Despite increased obesity rates, there is minimal research regarding the effects of excessive fat on neuromuscular function. Different motor unit (MU) properties were previously reported for the first dorsal interosseous between normal weight (NW) and overweight (OW) children. However, little is known regarding MU properties in obese adults. PURPOSE: This study examined MU properties of the abductor digit minimi (ADM) in NW and OW adults. METHODS: Participants were categorized by body fat percentages using a Dual-energy X-ray Absorptiometry full body scan (BF < 20% = NW, BF > 20% = OW). Eight NW (mean ± SD, age = 27.14 ± 5.58 yrs., ht. = 178.57 ± 3.78 cm., wt. = 84.77 ± 12.96 kg, BF = 16.41% ± 2.54%) and 8 OW males (age = 25.88 ± 2.53 yrs., ht. = 173.94 ± 3.59 cm., wt. = 93.74 ± 16.47 kg, BF% = 26.5% ± 5.50) performed three maximal voluntary contractions (MVCs) for the ADM on a finger ergometer, followed by a submaximal isometric trapezoidal muscle action at 50% MVC. Surface electromyographic (sEMG) signals recorded from the ADM were decomposed.

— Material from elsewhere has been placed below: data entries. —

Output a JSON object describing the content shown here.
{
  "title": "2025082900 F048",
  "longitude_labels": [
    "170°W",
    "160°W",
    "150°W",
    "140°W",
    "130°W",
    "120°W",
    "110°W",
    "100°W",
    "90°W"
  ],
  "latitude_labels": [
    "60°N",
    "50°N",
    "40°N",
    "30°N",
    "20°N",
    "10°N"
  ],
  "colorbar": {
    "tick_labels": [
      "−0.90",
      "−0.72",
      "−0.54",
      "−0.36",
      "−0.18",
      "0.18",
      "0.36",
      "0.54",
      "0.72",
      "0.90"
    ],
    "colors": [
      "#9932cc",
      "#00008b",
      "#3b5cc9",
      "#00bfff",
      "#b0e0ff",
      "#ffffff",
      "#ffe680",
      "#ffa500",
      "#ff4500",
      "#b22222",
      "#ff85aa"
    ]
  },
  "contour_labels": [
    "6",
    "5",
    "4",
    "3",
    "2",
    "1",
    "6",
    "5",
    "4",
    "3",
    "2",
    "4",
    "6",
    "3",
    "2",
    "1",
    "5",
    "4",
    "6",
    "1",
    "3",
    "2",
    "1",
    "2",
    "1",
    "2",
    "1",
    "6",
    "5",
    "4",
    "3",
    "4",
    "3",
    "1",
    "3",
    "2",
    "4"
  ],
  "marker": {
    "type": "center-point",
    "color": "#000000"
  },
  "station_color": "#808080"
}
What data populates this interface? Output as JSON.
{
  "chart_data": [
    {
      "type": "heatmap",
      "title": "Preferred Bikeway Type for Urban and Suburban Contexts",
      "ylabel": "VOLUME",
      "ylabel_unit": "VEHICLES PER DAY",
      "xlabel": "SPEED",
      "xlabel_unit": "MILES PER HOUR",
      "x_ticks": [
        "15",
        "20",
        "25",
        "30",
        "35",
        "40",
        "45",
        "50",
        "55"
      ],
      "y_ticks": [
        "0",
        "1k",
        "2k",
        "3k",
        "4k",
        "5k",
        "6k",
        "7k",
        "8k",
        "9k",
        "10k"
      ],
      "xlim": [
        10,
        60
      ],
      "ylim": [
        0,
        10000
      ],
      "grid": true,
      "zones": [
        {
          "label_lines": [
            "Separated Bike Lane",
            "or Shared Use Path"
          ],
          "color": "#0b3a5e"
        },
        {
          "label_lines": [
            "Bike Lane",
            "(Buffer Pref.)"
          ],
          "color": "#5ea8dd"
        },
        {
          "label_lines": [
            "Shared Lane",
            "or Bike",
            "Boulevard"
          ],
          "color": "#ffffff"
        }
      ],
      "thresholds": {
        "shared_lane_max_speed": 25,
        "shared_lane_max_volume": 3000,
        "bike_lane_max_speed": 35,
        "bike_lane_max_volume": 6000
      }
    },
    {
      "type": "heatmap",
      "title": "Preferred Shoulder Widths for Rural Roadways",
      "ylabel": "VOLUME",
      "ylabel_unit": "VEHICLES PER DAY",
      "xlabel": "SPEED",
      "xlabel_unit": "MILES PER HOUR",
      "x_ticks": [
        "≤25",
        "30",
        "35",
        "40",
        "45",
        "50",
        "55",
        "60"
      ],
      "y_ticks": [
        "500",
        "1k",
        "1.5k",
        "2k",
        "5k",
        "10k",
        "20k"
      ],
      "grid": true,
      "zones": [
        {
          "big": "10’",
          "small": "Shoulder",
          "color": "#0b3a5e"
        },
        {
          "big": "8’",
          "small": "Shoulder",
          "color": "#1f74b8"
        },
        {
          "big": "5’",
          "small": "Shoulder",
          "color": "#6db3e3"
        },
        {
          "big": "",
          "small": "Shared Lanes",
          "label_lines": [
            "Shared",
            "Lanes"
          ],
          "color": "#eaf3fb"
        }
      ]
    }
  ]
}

Recruitment thresholds (RT), MU action potential amplitudes (MUAPAMPS), mean firing rates (MFR) and normalized EMG amplitude (N-EMGRMS) at steady force were analyzed. The y-intercepts (y-ints) and slopes were calculated for the MUAPAMP and MFR vs. RT relationships. Five independent samples t-tests compared N-EMGRMS and the y-ints and slopes for the MUAPAMP and MFR vs. RT relationships between groups. RESULTS: There were no significant differences for the slopes (p = 0.190) or y-ints (p = 0.540) for the MFR vs. RT relationships, or the slopes (p = 0.547) for MUAPAMP vs. RT relationships. However, there were significant differences for the y-ints from the MUAPAMP vs. RT relationships (p = 0.015; NW = 0.260 ± 0.183 mV, OW = -0.010 ± 0.189 mV) and N-EMGRMS (p = 0.031; NW = 52.21 ± 21.24%, OW = 84.82 ± 29.63%). CONCLUSION: The OW required greater N-EMGRMS to produce the same relative force, whereas the NW had larger MU sizes regardless of recruitment thresholds. The greater N-EMGRMS required by the OW may be the result of smaller force twitches for the recruited MUs. In addition, a non-weight bearing muscle differentiated MU properties between groups. Future research should compare muscle morphology and MU MFRs relative to MUAPAMPS to better elucidate differences in MU behavior between OW and NW adults.